Three key measures of fiber quality – length, strength and uniformity of length – are “off the scale” in UA 48 compared to other upland cotton varieties, Bourland said. Upland cotton is the main species grown in the United States. UA 48 also has “low leaf and bract hair,” which means cleaner lint for a higher grade and higher price for growers.
Tom Barber, the Division’s Extension cotton specialist, said UA 48 seed, at $100 per 50 pound bag, can be planted at a cost of about $20 per acre compared to about $100 per acre for transgenic glyphosate-resistant varieties.
UA 48 provides a high yield, lower cost option for growers who have infestations of glyphosate-resistant weeds. In those fields, the standard treatment of glyphosate with a transgenic variety has to be supplemented with additional herbicides to control resistant weeds.
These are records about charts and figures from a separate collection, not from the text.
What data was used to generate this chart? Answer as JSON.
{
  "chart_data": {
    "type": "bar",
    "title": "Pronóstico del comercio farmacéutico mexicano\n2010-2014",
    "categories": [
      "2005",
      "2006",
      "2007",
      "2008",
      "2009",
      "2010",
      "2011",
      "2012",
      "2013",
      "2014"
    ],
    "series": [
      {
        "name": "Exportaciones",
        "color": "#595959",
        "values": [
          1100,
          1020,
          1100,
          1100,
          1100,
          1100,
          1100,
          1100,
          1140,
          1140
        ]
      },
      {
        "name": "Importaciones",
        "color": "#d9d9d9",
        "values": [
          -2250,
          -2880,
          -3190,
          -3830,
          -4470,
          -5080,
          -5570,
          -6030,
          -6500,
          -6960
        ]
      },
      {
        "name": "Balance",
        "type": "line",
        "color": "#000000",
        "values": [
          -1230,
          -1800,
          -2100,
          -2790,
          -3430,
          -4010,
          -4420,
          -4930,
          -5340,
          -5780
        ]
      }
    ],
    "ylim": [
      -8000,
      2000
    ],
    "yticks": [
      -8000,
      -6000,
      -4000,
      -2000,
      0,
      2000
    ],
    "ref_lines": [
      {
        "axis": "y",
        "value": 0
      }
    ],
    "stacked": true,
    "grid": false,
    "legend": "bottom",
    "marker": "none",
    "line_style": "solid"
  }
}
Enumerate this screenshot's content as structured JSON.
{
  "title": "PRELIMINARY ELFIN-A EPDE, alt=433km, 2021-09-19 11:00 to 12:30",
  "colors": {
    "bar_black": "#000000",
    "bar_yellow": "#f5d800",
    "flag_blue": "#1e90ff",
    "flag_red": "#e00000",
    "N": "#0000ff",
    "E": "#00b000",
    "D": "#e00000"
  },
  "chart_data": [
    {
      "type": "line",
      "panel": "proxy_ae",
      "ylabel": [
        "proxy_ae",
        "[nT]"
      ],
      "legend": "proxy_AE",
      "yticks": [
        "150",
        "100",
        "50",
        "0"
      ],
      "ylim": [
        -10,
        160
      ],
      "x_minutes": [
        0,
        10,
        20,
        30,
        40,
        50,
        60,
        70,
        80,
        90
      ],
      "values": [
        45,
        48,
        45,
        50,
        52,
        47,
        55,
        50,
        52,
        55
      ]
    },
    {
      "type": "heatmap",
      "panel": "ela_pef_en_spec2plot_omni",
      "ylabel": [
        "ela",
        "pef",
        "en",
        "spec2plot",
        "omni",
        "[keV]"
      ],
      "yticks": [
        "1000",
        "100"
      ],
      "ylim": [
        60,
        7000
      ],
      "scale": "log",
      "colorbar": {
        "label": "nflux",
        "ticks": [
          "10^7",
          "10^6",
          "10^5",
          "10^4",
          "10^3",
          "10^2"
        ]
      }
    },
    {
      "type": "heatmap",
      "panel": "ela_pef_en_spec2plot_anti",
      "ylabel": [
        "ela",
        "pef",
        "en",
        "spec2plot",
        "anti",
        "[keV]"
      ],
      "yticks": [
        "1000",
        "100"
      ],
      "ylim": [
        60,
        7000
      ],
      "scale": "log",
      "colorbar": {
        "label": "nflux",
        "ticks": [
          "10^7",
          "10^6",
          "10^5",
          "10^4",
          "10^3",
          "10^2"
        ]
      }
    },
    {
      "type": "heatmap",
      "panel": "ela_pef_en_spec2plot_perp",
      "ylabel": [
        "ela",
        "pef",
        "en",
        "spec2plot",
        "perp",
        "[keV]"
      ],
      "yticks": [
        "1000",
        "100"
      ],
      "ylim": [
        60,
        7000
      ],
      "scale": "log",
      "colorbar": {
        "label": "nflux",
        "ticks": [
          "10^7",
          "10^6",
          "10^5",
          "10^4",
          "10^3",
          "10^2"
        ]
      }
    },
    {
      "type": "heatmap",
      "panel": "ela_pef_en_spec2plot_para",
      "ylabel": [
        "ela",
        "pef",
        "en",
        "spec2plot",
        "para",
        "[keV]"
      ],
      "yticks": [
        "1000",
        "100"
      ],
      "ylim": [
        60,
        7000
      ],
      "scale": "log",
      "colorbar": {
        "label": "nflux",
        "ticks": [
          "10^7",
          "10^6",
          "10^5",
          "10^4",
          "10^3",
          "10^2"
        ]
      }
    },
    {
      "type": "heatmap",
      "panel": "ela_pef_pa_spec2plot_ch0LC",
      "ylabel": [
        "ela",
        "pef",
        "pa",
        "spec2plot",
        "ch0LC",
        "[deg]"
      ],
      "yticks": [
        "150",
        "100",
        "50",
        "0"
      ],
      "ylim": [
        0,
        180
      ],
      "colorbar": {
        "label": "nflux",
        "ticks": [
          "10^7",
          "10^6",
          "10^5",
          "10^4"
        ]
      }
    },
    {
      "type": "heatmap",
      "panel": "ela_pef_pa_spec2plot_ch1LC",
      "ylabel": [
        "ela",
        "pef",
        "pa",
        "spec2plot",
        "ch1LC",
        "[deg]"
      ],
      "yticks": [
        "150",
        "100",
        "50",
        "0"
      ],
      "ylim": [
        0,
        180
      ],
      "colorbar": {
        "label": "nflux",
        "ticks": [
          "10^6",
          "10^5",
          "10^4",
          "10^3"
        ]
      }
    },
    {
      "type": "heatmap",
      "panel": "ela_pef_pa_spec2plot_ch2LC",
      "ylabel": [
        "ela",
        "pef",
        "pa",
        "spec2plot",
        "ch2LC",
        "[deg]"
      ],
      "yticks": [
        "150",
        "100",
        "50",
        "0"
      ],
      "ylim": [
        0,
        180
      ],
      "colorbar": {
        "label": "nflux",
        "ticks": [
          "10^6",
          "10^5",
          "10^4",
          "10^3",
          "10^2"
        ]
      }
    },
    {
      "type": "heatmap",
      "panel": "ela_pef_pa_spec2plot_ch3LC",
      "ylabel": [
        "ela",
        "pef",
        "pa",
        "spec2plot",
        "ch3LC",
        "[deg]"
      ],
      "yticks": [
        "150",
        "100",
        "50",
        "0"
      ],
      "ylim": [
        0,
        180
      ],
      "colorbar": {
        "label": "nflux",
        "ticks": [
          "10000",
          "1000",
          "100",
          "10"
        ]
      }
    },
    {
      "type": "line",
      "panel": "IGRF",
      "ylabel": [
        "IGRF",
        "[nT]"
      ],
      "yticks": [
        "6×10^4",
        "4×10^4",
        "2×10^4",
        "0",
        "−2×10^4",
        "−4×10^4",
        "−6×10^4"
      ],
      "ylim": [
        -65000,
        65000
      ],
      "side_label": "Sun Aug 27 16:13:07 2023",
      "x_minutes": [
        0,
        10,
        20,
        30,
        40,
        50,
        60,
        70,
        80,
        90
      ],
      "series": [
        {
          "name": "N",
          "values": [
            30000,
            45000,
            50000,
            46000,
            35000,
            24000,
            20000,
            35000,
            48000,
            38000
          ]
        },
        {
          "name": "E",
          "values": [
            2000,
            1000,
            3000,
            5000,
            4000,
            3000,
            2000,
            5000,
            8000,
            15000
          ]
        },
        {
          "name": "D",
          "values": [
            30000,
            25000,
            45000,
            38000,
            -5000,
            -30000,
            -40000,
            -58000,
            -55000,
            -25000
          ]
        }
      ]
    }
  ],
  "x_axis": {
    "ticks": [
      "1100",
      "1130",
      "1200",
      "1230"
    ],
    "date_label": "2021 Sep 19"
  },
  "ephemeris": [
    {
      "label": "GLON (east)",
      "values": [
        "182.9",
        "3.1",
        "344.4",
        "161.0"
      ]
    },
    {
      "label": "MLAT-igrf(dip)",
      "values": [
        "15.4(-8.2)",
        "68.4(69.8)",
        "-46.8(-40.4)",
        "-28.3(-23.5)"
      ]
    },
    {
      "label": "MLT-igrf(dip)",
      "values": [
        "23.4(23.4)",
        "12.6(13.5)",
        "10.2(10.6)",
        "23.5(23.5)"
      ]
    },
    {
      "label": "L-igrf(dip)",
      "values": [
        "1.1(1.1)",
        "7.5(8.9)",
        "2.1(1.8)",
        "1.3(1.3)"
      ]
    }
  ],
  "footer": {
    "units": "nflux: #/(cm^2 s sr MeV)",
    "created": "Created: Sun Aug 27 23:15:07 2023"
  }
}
With a non-transgenic variety no glyphosate would be applied.
“Conventional weed control will add some cost, and insecticide costs may be higher, but I think growers can capitalize by planting this variety on 10 to 15 percent of their acreage,” Barber said. “The lower front-end cost for seed, with no technology fee, means less financial risk from a stand failure or weather related damage where you have to replant,”
UA 48 is a good choice for producers who can manage it for early maturity and implement conventional weed and pest control programs, Barber said. Early maturity makes it best adapted for the shorter growing season from just south of I-40 to the north.
“It takes an early-maturity mindset. But any producer can benefit from that, because the quicker you get cotton in and out of the field, the less insecticide and other inputs will be needed,” Barber added.
Bourland said UA 48 is best adapted for silt loam soils in shorter season areas in the northern part of the Delta. However, it also performed well in a non-irrigated test in Mississippi under drought conditions.
“The fact that it held up well for late harvest under wet conditions in 2009 and in the high heat of 2010 gives us confidence that it is widely adapted,” Bourland said. “Growing conditions in 2009 and 2010 were about as different as you will ever see.”